Design of new strategies can address basic issues of program purpose and evaluate trade-offs. If the program is to continue to increase the numbers of children with health insurance, these factors need to be taken into account when examining substitution rates, so as not to penalize programs that will ultimately improve public health and lower the public health costs.
We propose to examine the behavior of persons who already have health insurance, to determine if current crowd out provisions do discourage them from seeking public health insurance coverage. We also propose to examine the behavior of persons who choose to drop private insurance or opt-out of coverage to become eligible for MCHP. Analysis of the reasons for dropping coverage can help us determine if changes are occurring due to opt-out, push-out or a combination of these factors. Appropriate strategies can then be developed to address the underlying causes for dropping insurance coverage.
An examination of behavior during waiting periods is necessary to fully understand the implications of a waiting period to discourage crowd out. Do parents delay obtaining care, thereby enrolling their children with poorer health status than they had when they first applied? Do they cost the state more money as a result of pent up demand or costly treatment of advanced illnesses?
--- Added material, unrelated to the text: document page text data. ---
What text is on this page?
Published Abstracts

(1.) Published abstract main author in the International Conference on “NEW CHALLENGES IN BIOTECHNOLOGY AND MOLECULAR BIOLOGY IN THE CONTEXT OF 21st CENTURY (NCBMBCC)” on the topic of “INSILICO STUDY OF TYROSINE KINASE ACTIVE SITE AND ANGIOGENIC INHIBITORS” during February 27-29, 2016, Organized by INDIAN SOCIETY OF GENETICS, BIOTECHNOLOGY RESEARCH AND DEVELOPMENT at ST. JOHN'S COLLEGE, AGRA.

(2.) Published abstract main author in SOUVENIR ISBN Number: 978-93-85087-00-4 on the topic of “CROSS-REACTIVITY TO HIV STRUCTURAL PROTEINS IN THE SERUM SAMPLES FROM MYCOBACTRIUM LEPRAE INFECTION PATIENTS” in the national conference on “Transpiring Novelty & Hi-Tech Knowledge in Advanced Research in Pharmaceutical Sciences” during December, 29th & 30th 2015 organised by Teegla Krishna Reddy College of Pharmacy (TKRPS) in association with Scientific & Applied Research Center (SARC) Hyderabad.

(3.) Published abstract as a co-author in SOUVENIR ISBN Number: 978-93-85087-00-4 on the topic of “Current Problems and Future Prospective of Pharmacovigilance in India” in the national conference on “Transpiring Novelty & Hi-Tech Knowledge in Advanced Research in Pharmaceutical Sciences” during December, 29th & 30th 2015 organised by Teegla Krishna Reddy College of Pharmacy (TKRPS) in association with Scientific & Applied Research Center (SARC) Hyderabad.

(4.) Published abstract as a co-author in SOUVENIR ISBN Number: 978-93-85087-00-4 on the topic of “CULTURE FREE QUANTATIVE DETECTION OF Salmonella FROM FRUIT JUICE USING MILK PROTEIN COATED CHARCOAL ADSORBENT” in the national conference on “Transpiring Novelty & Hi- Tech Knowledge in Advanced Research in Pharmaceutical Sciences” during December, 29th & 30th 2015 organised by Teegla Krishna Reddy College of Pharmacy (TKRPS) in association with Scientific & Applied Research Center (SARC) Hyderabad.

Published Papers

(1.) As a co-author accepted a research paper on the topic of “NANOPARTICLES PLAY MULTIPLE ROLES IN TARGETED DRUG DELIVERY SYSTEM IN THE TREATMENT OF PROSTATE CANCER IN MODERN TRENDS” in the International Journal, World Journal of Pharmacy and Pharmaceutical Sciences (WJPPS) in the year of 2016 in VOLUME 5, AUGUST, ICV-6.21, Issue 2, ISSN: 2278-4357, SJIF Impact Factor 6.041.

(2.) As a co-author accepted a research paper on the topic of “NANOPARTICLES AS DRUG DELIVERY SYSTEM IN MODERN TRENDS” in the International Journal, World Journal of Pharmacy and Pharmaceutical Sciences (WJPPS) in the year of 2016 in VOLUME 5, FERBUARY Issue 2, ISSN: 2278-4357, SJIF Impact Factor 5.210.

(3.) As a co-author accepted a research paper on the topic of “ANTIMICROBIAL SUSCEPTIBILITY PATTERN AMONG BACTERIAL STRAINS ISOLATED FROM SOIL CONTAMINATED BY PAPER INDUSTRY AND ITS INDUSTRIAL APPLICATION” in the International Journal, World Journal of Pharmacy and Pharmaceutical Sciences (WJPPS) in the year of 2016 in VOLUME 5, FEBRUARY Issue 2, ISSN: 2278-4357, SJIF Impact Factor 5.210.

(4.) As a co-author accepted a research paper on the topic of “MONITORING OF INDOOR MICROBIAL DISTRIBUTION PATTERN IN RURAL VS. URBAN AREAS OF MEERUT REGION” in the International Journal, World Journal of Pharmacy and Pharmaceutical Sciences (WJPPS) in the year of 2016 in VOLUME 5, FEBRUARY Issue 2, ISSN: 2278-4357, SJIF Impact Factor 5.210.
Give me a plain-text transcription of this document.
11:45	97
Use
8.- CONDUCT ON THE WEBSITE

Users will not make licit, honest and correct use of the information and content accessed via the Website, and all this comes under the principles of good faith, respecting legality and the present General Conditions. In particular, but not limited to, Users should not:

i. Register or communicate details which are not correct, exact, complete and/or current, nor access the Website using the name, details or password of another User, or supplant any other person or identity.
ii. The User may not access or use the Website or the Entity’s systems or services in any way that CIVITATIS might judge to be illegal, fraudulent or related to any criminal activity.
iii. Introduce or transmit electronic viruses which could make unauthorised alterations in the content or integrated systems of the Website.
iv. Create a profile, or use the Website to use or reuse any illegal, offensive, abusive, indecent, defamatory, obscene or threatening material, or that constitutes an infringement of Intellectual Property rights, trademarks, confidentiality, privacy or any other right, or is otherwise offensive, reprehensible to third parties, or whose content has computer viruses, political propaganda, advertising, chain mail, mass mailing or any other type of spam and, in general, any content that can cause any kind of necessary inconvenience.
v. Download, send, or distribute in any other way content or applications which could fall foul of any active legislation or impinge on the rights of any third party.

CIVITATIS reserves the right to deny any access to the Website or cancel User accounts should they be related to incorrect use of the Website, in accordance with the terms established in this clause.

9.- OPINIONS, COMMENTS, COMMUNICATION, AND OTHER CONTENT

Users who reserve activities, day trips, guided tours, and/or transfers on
Health insurance premiums are expected to surge at double-digit rates in 2002. Prohibitions on participation for a period of time following an child’s dis-enrollment from an employer-sponsored plan could provide a disincentive for low-income workers to drop their current family coverage.
How will Maryland’s policies aimed at limiting crowd out, both direct and indirect, affect employer behavior? Will employers drop dependent coverage but not alter their employer-sponsored insurance for their employees? Or will they cut benefits from the coverage offered to their employees?
The need to align policy goals with existing political realities does not always make for easy policy making. When it comes to health care and health coverage, the question is how to make insurance coverage accessible and affordable while recognizing the need for equitable and efficient use of public funds. Consequently, defining, researching, and predicting crowd out and its causes become complex yet necessary, exercises in the era of insurance expansions for the un- and underinsured. SCHIP afforded states flexibility and freedom in program development. With this freedom, however, came a responsibility to delve deeper into the question of how implementation of new programs affects existing systems and constituencies.
The demonstration includes no changes to the provision of services, does not change the targeted population and utilizes existing data bases for ease of analysis. Measuring crowd out or crowd out indicators is possible and can be done relatively inexpensively. By taking the time to examine why individuals and families make insurance transitions, and how employers and the market respond to policy interventions aimed at helping individuals and families, researchers and policy makers can all better understand the needs of our uninsured and how best to meet those needs given inevitable policy, political and financial constraints.
The benefit of the project is to ensure that uninsured children are insured and to maintain the fiscal integrity of the program, without dismantling the private insurance system in the state. Applicants who have insurance will not be eligible, processing time for eligible applicants will be decreased and benefits paid to those currently without health insurance will be facilitated.